Luckily for our sanity we can use make_adder
with %>%
. This doesn’t even require additional rules or documentation. With a bit of thinking it follows directly from the first definition above: we need to add another layer of function call, because we want %>%
to call the function that is returned by make_adder
. The following works:
1 : 3 %>% make_adder(2)()
# 3 4 5
%>%
interpolated the lhs
such that new_rhs
became make_adder(2)(1 : 3)
.
We could make this a bit more readable by assigning the return value of make_adder(2)
to a name:
add_2 = make_adder(2)
1 : 3 %>% make_adder(2)() # (1)
# \___________/
# v
# /‾‾‾\
1 : 3 %>% add_2() # (2)
We directly replaced a subexpression by a newly introduced name here. This is an extremely basic computer science concept, but it is so powerful that it has its own name: referential transparency. It’s a concept which makes reasoning about programs easier, because we know that we can always assign arbitrary sub-expression to a name and use that name in its place in a piece of code: (1) and (2) are identical.
But, actually, referential transparency requires that we can also do the replacement in reverse, i.e. replace the name by the value that it refers to. Sure enough, this works, and we get our original expression back:
1 : 3 %>% add_2() # (1)
# \___/
# v
# /‾‾‾‾‾‾‾‾‾‾‾\
1 : 3 %>% make_adder(2)() # (2)
(1) and (2) are still identical.
But unfortunately it does not always work:
1 : 3 %>% add_2 # (1)
# \___/
# v
# /‾‾‾‾‾‾‾‾‾‾‾\
1 : 3 %>% make_adder(2) # (2)
(1) works, but (2) fails, even though we merely substituted add_2
with its definition. %>%
does not preserve referential transparency.3
And that is why not using parentheses on the RHS is inconsistent, and why it is widely discouraged (e.g. by the tidyverse style guide). And it is also (as far as I understand) why the R core developers decided that |>
always requires a function call expression as its RHS, and you cannot omit the parentheses.

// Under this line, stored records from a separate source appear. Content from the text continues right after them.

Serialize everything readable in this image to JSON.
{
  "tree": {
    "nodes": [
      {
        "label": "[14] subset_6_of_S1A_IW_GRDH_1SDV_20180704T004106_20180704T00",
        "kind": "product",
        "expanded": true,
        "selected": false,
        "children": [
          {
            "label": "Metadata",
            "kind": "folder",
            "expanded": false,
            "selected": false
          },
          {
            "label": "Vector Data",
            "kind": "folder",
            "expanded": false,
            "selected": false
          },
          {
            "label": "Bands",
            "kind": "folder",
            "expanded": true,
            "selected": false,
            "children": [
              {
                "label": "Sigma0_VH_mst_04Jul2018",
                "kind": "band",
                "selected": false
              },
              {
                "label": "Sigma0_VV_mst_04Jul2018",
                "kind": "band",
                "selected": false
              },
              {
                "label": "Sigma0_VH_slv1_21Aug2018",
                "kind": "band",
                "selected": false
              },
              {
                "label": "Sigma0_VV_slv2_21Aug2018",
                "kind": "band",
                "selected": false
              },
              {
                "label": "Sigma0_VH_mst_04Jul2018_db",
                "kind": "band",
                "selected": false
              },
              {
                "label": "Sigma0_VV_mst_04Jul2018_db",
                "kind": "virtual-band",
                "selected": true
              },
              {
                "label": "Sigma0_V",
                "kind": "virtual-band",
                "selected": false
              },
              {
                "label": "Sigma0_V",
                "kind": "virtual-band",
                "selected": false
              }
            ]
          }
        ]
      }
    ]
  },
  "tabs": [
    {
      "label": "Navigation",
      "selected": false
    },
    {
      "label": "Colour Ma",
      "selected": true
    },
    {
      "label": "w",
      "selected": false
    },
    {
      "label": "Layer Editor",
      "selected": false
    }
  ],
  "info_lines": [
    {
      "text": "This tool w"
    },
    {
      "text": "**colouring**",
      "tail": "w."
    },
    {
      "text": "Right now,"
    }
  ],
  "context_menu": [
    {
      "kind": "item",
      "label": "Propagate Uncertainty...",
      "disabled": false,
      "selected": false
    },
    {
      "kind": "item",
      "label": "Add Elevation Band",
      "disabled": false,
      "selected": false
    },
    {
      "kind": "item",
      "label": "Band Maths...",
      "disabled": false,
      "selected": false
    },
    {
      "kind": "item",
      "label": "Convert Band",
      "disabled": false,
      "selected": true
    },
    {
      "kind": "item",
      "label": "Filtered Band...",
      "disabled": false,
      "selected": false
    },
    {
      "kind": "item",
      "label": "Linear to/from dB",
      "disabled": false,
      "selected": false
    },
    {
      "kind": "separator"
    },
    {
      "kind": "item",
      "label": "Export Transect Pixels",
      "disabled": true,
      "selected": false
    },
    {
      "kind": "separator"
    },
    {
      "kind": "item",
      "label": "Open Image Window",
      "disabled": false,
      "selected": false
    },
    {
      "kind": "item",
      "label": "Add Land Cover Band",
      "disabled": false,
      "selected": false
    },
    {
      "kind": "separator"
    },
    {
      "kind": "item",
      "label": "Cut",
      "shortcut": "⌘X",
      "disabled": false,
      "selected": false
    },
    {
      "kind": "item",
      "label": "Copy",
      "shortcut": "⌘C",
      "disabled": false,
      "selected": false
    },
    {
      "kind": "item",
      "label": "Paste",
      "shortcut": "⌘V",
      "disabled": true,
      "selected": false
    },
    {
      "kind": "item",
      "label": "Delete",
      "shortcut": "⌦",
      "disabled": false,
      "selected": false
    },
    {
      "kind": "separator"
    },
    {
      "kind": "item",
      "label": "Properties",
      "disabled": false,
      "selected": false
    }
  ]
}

1 We have a special word for this concept because accepting functions as arguments used to be very uncommon in mainstream programming languages.
2 This is a simplification. The truth is more complicated, but irrelevant here. If you are curious, see R Language Definition: Argument evaluation.
3 Violating referential transparency in R is quite easy because R gives us a lot of control over how we want to evaluate expressions. And often this can be quite handy. But when not used with care it can cause confusing code and subtle bugs, and it is recommended to weigh violations of referential transparency carefully against the benefits.